Department of Obstetrics, Gynecology and Reproductive Sciences, Yale University School of Medicine, New Haven, CT 06520, USA.
Environ Int. 2024 Dec;194:109081. doi: 10.1016/j.envint.2024.109081. Epub 2024 Oct 19.
Mycotoxins are fungal toxins that may trigger adverse health effects in pregnant women and their unborn children. Yet, data is scarce on the dynamic exposure patterns of mycotoxins in pregnant women, especially in the United States. This study assessed mycotoxin exposure profiles in women (n = 50) from the Yale Pregnancy Outcome Prediction Study (YPOPS) cohort at four distinct time points. Multi-analyte human biomonitoring assays based on liquid chromatography tandem mass spectrometry (LC-MS/MS), were developed for human serum and plasma matrices. The serum method was applied, together with an established urine method, to quantify mycotoxin levels in longitudinally collected matched serum (n = 200) and spot urine (n = 200) samples throughout pregnancy. The serum samples were mostly contaminated by the potential carcinogen ochratoxin A (detection rate: 46 %; median: 0.09 ng/mL), the hepato- and nephrotoxic citrinin (detection rate: 32 %; median: 0.02 ng/mL) and two enniatins (EnnB; detection rate: 97 %; median: 0.01 ng/mL and EnnB; detection rate: 12 %; median: 0.003 ng/mL) which may act as immunotoxins. The most prevalent mycotoxins quantified in urine included deoxynivalenol (detection rate: 99 %; median: 23 ng/mL), alternariol monomethyl ether (detection rate: 69 %; median: 0.04 ng/mL), and zearalenone (detection rate: 63 %; median: 0.16 ng/mL). Seven other biomarkers of exposure including the highly estrogenic α-zearalenol and genotoxic Alternaria toxins, were also determined. Carcinogenic aflatoxins were not detected in any of the samples. Exposure assessment was based on the urinary data and performed by calculating probable daily intakes and comparing the human biomonitoring guidance value (HBM-GV) for deoxynivalenol. The results showed that the individuals exceeded the tolerable daily intake for deoxynivalenol and zearalenone on average at 28 % and 2 % over the different time points. Using the HBM-GV approach, the average exceedances for deoxynivalenol increased to 48 % indicating high exposure. For all the samples in which ochratoxin A was quantified, the estimated margin of exposure for neoplastic effects was below 10,000, indicating possible health concerns. Overall, this study showed that pregnant women were exposed to several regulated and emerging mycotoxins and that exposome-scale assessment should be a future priority in susceptible populations to better characterize xenobiotic exposure.

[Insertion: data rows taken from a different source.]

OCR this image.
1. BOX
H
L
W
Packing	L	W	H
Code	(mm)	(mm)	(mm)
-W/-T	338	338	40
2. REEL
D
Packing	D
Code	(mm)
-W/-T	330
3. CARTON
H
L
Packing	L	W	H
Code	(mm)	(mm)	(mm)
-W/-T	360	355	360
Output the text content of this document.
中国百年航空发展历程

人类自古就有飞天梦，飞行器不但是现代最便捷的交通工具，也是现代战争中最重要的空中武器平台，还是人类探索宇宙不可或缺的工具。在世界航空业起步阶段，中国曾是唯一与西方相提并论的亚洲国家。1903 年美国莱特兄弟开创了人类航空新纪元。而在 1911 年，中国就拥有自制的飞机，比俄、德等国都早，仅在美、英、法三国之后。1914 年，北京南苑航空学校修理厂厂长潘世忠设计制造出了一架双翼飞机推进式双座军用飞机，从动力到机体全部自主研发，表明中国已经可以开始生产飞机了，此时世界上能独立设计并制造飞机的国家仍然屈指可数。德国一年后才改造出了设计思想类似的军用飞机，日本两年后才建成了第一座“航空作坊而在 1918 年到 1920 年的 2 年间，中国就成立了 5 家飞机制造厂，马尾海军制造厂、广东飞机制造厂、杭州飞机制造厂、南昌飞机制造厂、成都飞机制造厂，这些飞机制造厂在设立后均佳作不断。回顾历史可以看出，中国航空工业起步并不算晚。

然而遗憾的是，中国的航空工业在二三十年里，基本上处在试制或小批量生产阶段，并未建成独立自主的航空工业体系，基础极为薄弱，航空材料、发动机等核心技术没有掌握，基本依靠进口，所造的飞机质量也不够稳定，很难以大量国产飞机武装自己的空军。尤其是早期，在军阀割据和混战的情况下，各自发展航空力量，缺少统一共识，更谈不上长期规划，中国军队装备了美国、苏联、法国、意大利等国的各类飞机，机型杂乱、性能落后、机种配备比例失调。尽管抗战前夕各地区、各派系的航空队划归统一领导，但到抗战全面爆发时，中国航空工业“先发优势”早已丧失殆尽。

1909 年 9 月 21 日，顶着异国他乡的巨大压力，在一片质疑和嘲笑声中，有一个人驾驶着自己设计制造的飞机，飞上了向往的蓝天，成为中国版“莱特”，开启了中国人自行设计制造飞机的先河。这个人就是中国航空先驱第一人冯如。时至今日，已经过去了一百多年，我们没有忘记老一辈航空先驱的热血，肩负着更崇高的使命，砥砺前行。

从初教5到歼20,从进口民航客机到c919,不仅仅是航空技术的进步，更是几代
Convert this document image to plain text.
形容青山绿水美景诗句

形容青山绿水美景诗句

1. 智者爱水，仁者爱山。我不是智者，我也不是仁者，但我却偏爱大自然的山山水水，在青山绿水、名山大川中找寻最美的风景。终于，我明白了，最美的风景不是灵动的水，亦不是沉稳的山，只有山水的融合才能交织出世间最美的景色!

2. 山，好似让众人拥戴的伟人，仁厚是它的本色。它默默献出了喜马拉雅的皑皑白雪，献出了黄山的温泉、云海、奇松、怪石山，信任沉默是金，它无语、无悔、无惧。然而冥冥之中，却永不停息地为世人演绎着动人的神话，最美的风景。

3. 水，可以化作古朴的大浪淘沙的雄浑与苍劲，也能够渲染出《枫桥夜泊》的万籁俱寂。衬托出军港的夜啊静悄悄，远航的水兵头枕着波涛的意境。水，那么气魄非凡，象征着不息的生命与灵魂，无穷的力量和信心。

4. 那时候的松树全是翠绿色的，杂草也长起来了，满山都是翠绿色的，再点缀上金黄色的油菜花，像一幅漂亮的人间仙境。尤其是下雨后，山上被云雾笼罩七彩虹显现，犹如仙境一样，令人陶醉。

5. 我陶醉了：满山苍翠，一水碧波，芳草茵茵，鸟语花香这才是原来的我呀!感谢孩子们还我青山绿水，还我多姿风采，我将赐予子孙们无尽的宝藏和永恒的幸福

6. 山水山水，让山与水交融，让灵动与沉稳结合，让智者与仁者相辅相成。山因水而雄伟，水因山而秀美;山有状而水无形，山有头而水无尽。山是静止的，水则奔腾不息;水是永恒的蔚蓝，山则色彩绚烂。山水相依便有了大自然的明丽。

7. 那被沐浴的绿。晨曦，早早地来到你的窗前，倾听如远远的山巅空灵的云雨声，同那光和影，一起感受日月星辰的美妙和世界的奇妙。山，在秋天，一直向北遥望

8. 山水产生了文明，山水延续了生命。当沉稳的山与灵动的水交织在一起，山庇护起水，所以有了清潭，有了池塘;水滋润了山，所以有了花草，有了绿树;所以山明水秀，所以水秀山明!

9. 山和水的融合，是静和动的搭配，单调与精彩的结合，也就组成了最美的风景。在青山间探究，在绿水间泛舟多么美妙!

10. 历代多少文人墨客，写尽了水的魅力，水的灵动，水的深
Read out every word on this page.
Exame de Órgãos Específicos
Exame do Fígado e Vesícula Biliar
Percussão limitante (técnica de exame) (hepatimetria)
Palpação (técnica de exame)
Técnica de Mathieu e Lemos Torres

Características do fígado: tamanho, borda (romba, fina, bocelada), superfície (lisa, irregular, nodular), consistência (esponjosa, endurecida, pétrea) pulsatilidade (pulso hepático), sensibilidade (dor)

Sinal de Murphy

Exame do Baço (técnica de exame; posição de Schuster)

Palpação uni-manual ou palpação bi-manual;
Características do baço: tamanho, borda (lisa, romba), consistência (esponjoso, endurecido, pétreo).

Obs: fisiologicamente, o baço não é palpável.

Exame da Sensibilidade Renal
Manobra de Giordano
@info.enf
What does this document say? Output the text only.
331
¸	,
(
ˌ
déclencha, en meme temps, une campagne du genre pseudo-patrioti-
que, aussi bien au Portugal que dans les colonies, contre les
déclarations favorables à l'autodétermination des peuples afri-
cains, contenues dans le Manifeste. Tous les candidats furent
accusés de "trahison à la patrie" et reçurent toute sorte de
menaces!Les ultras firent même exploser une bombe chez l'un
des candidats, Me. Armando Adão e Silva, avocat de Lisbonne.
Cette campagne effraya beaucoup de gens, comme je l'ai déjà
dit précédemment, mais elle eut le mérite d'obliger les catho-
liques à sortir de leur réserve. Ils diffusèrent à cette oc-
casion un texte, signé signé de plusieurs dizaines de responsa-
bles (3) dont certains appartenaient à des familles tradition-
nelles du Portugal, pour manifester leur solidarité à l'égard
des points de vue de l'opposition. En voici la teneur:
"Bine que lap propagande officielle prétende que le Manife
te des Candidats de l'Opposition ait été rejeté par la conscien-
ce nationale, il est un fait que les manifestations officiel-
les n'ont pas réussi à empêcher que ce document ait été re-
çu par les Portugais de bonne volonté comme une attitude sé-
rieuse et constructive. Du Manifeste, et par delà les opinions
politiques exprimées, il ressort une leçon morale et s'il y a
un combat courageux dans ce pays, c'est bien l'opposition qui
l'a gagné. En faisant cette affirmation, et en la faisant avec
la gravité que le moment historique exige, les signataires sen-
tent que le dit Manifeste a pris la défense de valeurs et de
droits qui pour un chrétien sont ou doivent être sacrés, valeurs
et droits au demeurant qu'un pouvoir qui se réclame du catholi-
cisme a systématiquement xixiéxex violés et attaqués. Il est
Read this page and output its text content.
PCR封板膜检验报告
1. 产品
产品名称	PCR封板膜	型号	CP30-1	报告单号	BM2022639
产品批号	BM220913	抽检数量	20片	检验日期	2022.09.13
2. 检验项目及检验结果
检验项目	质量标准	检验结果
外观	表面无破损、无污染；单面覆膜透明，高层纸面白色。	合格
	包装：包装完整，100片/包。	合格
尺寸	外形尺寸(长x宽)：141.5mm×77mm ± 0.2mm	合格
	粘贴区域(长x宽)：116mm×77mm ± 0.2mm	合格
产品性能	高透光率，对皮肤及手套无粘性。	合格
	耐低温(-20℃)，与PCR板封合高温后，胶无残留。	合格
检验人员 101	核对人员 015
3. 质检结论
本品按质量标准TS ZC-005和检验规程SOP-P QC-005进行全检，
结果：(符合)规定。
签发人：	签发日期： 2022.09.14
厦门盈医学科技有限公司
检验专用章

霉菌毒素是真菌毒素,可能会对孕妇及其未出生的胎儿产生不良健康影响。然而,关于孕妇霉菌毒素动态暴露模式的数据很少,尤其是在美国。本研究评估了耶鲁大学妊娠结局预测研究(YPOPS)队列中50名女性在四个不同时间点的霉菌毒素暴露情况。基于液相色谱串联质谱(LC-MS/MS)开发了针对人体血清和血浆基质的多分析物人体生物监测方法。血清方法与已建立的尿液方法一起应用,以量化整个孕期纵向收集的匹配血清(n = 200)和随机尿液(n = 200)样本中的霉菌毒素水平。血清样本大多受到潜在致癌物赭曲霉毒素A(检出率:46%;中位数:0.09 ng/mL)、肝毒性和肾毒性桔青霉素(检出率:32%;中位数:0.02 ng/mL)以及两种可能作为免疫毒素的恩镰孢菌素(EnnB;检出率:97%;中位数:0.01 ng/mL和EnnB;检出率:12%;中位数:0.003 ng/mL)的污染。尿液中定量的最普遍霉菌毒素包括脱氧雪腐镰刀菌烯醇(检出率:99%;中位数:23 ng/mL)、单甲基交替霉素(检出率:69%;中位数:0.04 ng/mL)和玉米赤霉烯酮(检出率:63%;中位数:0.16 ng/mL)。还测定了其他七种暴露生物标志物,包括高雌激素性α-玉米赤霉醇和具有遗传毒性的链格孢毒素。在任何样本中均未检测到致癌黄曲霉毒素。暴露评估基于尿液数据,通过计算可能的每日摄入量并比较脱氧雪腐镰刀菌烯醇的人体生物监测指导值(HBM-GV)来进行。结果表明,在不同时间点,个体平均超过脱氧雪腐镰刀菌烯醇和玉米赤霉烯酮的每日耐受摄入量分别为28%和2%。使用HBM-GV方法,脱氧雪腐镰刀菌烯醇的平均超标率增至48%,表明暴露水平较高。对于所有定量了赭曲霉毒素A的样本,肿瘤效应的估计暴露边际低于10000,表明可能存在健康问题。总体而言,本研究表明孕妇暴露于多种受监管和新出现的霉菌毒素,暴露组规模评估应成为易感人群未来的优先事项,以更好地表征外源性物质暴露情况。